Global South Perlu Bentuk Norma Baru untuk Lindungi Kepentingan Strategis

Wamenlu Arif Havas Oegroseno dalam acara Commemoration of 70th Anniversary of The Asian African Conference di Jakarta, Rabu, 16 April 2025. (Metrotvnews.com / Muhammad Reyhansyah)

Global South Perlu Bentuk Norma Baru untuk Lindungi Kepentingan Strategis

Willy Haryono • 16 April 2025 18:52

Jakarta: Wakil Menteri Luar Negeri Arif Havas Oegroseno mendorong negara-negara Global South untuk lebih aktif dalam membentuk norma internasional baru guna melindungi kepentingan kolektif mereka, terutama dalam isu perubahan iklim, perdagangan global, dan pengelolaan sumber daya alam.

Pernyataan ini ia sampaikan dalam sesi tanya jawab pada acara Commemoration of 70th Anniversary of The Asian African Conference bertema “The Global South in a Shifting World Order” yang digelar di Jakarta, Rabu, 16 April 2025

“Selama ini banyak norma global dirancang tanpa mengakomodasi kepentingan negara-negara Selatan. Kita harus duduk bersama dan dorong norma yang lebih adil,” ujar Havas.

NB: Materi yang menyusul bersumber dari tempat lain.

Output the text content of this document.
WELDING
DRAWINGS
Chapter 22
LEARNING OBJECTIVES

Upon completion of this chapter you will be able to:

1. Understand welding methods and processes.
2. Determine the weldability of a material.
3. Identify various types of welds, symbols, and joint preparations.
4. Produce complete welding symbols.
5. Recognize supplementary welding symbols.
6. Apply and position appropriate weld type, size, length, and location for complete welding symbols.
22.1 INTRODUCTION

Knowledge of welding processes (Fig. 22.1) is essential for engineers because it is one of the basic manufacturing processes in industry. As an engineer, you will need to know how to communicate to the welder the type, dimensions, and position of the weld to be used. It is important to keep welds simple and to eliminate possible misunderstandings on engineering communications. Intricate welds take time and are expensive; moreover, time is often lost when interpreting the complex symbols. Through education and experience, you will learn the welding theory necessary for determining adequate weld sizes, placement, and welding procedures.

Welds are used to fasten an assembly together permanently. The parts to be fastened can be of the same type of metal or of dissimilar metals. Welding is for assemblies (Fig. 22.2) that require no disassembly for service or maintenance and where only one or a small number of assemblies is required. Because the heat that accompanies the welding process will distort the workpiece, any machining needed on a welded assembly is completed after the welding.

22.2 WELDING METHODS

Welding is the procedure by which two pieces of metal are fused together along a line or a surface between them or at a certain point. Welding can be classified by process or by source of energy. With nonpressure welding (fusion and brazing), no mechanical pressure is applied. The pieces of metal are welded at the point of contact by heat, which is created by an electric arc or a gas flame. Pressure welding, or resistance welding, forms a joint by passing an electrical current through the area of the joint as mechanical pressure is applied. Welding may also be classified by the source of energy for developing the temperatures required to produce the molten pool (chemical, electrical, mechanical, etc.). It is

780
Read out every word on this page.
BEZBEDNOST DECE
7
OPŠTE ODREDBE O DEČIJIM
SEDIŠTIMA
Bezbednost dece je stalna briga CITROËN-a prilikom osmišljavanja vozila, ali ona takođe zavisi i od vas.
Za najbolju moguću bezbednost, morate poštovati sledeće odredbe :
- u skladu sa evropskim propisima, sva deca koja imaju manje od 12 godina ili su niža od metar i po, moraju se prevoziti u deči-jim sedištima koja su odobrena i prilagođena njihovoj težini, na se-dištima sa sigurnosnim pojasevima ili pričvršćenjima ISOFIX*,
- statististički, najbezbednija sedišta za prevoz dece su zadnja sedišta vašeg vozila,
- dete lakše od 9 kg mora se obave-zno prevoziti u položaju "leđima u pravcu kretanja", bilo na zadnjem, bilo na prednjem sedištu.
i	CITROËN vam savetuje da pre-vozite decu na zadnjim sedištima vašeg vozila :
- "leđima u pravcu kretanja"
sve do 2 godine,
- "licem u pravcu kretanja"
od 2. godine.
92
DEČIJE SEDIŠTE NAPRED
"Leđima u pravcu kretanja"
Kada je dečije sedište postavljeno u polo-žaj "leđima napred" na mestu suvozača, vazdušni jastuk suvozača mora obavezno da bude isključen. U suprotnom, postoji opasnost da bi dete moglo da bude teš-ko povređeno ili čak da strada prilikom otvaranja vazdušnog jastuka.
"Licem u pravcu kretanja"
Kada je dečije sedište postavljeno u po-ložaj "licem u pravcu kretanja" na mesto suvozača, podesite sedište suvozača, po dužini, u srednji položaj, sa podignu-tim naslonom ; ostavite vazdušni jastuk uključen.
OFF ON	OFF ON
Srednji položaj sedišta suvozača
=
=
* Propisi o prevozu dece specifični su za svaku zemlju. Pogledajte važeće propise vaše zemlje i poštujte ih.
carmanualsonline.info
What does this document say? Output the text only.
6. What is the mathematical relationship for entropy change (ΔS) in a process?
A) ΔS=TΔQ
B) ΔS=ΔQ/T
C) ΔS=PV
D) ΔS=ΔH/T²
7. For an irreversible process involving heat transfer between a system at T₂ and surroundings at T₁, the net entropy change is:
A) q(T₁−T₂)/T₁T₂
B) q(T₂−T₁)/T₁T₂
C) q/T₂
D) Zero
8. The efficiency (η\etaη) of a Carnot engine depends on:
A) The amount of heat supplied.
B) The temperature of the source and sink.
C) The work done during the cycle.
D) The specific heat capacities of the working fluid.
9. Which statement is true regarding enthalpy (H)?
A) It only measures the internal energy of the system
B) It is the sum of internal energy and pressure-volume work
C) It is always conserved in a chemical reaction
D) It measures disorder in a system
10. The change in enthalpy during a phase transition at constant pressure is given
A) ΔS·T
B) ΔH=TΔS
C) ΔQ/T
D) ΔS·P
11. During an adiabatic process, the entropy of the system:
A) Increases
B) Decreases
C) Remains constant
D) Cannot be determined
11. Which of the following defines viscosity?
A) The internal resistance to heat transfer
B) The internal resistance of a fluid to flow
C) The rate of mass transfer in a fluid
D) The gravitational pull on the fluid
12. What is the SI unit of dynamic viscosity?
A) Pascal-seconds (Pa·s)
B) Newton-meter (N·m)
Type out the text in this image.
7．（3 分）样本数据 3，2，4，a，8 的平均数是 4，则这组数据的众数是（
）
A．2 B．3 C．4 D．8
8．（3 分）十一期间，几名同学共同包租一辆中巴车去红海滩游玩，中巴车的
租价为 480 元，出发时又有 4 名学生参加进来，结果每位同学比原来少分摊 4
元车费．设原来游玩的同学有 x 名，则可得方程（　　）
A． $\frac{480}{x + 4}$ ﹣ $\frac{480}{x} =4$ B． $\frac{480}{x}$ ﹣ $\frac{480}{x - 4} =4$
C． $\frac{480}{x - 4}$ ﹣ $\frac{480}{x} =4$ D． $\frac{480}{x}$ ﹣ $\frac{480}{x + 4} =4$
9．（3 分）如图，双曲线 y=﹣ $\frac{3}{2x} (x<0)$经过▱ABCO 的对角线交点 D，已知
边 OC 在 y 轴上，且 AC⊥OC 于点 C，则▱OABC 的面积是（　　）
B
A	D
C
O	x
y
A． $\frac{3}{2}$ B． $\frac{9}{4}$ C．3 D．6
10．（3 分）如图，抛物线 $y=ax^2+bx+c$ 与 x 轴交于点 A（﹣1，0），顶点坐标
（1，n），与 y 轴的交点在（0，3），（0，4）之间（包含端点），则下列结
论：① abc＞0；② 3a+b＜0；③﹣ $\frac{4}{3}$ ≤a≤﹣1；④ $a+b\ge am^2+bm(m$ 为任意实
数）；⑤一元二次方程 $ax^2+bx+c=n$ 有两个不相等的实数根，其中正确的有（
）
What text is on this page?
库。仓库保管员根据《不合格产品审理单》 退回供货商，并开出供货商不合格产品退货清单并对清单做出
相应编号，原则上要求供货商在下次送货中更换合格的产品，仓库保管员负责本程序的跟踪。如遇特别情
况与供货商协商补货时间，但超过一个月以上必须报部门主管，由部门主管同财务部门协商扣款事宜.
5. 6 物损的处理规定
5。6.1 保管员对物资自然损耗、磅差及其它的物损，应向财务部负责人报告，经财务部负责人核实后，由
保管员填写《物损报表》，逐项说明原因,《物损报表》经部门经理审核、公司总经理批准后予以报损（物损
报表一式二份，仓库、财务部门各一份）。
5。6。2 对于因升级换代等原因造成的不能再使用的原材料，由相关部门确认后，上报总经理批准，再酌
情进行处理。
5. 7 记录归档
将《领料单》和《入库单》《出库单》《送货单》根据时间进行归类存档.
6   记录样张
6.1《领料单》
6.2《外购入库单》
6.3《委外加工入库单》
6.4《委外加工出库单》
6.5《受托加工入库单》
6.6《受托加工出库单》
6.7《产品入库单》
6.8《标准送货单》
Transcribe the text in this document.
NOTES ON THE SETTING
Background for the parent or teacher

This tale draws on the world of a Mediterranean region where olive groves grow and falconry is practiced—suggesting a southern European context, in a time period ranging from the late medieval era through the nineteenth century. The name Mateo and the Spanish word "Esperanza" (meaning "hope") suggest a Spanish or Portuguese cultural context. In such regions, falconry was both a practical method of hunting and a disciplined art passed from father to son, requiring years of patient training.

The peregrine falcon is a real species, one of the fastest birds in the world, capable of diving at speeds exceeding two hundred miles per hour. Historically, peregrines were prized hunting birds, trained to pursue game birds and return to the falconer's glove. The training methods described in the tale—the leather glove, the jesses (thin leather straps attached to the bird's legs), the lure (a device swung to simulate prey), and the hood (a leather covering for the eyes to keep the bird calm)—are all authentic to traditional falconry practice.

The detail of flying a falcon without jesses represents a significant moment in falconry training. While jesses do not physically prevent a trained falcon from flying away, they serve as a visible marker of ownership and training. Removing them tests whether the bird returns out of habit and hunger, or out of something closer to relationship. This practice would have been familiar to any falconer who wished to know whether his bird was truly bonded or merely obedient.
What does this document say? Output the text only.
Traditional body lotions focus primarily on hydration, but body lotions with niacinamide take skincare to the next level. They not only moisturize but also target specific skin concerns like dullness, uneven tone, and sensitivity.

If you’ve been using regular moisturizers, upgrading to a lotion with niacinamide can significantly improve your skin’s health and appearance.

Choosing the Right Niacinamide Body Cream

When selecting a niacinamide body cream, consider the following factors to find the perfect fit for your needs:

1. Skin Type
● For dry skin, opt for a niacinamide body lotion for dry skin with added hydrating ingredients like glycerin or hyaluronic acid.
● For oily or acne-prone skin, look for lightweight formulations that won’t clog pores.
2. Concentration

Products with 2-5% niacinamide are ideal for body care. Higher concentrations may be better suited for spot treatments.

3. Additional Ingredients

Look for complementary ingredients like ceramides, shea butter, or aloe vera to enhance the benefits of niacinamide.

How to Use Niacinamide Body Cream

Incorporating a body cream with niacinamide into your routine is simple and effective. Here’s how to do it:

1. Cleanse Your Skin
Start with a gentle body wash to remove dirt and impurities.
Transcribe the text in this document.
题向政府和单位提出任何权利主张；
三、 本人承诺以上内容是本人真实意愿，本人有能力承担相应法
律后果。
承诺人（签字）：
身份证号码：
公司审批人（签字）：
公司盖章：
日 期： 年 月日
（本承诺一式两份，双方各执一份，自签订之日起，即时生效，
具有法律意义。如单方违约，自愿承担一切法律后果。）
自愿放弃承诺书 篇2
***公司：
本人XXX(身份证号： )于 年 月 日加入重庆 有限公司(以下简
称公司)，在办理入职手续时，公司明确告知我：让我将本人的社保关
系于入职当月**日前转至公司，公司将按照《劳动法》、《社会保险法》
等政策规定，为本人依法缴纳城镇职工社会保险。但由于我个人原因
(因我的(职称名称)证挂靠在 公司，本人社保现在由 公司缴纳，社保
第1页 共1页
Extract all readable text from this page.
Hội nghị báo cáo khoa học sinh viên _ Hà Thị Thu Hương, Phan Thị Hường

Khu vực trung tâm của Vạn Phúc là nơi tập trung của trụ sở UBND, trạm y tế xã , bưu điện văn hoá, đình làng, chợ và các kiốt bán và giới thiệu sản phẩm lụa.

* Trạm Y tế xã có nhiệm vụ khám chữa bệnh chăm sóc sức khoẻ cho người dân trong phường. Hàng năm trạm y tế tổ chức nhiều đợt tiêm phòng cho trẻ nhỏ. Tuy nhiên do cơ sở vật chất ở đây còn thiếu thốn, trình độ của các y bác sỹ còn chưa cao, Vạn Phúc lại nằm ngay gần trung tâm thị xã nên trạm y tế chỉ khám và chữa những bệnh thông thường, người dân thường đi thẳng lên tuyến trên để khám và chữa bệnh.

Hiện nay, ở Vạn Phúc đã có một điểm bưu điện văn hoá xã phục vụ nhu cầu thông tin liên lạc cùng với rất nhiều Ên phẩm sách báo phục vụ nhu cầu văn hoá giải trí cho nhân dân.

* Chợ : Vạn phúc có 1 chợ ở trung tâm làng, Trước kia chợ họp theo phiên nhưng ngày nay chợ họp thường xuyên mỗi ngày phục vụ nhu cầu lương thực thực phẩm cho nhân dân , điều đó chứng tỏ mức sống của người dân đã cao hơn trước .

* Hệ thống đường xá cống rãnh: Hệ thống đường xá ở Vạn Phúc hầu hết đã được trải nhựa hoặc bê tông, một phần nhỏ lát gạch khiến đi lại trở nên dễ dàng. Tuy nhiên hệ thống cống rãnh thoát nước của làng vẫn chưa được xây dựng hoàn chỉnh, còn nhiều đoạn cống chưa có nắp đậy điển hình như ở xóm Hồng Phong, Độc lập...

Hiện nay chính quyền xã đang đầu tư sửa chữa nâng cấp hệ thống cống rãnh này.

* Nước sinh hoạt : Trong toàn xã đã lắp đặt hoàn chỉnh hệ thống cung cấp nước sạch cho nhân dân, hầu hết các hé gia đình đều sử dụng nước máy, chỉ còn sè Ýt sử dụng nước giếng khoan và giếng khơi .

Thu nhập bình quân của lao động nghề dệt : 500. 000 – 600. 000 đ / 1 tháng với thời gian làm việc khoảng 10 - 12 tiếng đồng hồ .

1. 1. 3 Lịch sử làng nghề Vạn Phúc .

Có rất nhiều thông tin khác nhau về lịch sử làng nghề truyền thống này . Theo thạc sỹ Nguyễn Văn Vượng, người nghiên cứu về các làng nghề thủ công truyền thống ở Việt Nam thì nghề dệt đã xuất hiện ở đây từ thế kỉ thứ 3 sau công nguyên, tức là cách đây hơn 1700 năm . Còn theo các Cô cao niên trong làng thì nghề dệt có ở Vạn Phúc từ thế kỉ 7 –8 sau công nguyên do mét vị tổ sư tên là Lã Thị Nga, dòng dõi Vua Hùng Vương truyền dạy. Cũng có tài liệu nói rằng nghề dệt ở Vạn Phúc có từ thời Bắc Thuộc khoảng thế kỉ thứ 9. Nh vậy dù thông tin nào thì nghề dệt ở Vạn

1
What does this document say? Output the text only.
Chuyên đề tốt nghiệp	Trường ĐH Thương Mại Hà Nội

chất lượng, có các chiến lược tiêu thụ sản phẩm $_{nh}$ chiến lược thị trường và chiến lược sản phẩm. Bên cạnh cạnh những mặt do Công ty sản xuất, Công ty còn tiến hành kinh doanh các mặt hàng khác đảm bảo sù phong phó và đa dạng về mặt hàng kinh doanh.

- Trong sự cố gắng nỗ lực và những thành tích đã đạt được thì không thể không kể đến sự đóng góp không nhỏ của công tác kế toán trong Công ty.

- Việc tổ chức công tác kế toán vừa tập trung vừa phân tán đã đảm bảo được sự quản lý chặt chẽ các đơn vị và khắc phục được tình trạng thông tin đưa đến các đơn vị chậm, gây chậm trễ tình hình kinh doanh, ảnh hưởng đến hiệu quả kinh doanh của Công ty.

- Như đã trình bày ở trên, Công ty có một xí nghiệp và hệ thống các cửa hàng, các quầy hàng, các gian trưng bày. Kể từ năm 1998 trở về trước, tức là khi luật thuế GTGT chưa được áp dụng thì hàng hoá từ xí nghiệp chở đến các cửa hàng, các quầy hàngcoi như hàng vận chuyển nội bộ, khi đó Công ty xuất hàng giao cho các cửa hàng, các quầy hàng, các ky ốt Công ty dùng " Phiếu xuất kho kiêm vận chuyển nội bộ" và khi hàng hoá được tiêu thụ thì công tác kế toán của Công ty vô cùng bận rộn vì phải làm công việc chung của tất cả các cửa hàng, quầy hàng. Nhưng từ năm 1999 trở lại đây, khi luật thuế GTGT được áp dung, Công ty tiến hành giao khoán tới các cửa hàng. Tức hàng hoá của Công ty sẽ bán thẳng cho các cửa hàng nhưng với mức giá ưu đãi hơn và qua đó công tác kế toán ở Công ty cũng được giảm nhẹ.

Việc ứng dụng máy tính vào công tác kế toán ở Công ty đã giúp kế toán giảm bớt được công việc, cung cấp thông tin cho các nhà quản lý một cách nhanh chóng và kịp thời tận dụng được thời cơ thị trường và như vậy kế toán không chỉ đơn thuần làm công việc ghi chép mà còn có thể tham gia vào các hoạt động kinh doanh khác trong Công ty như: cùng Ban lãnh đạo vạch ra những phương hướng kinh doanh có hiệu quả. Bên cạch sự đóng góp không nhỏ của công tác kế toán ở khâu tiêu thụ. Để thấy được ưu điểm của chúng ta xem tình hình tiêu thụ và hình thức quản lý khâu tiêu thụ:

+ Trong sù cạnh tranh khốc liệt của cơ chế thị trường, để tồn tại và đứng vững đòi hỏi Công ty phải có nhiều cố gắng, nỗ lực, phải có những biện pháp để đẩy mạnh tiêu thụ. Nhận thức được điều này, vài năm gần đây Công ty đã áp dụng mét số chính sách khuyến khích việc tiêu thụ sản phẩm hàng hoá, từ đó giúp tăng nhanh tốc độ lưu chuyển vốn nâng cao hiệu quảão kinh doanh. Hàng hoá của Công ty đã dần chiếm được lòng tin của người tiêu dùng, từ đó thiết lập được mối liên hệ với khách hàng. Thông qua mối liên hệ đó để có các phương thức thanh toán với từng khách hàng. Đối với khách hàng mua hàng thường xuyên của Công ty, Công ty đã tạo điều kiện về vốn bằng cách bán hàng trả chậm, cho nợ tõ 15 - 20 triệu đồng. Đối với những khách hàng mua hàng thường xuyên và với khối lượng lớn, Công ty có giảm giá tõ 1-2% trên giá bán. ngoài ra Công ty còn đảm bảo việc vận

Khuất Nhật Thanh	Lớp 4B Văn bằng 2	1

Ia menyebut bahwa proses perumusan aturan internasional kerap didominasi negara-negara besar, sementara kepentingan negara berkembang terabaikan. Havas mencontohkan kasus perundingan WTO, di mana beberapa ketentuan justru membatasi negara berkembang dalam memanfaatkan sumber daya alam mereka sendiri.

“Beberapa aturan WTO, misalnya, membatasi kebijakan ekspor bahan mentah. Padahal itu hak strategis negara berkembang untuk menentukan jalan industrinya,” tegasnya.

Havas juga mengkritisi pengalaman diplomasi multilateral yang kurang inklusif. Ia menyebut bahwa pada Perjanjian Paris (COP21), kata “laut” hampir tidak disebut sama sekali, padahal banyak negara berkembang seperti Indonesia sangat bergantung pada ekosistem maritim.

“Bagaimana mungkin negara kepulauan tidak melihat dirinya dalam perjanjian iklim global? Ini menunjukkan kenapa kita harus hadir dalam perumusan norma, bukan hanya implementasi,” ungkapnya.

Sebagai contoh positif, Havas menyebut keterlibatan negara-negara Selatan dalam pembahasan pandemic treaty di WHO sebagai momentum strategis untuk memperjuangkan akses vaksin, alat medis, dan mekanisme solidaritas global yang lebih adil.

“Kalau kita tidak terlibat dari awal, maka norma-norma itu akan dibuat orang lain—dan biasanya bukan untuk kita,” pungkasnya. (Muhammad Reyhansyah)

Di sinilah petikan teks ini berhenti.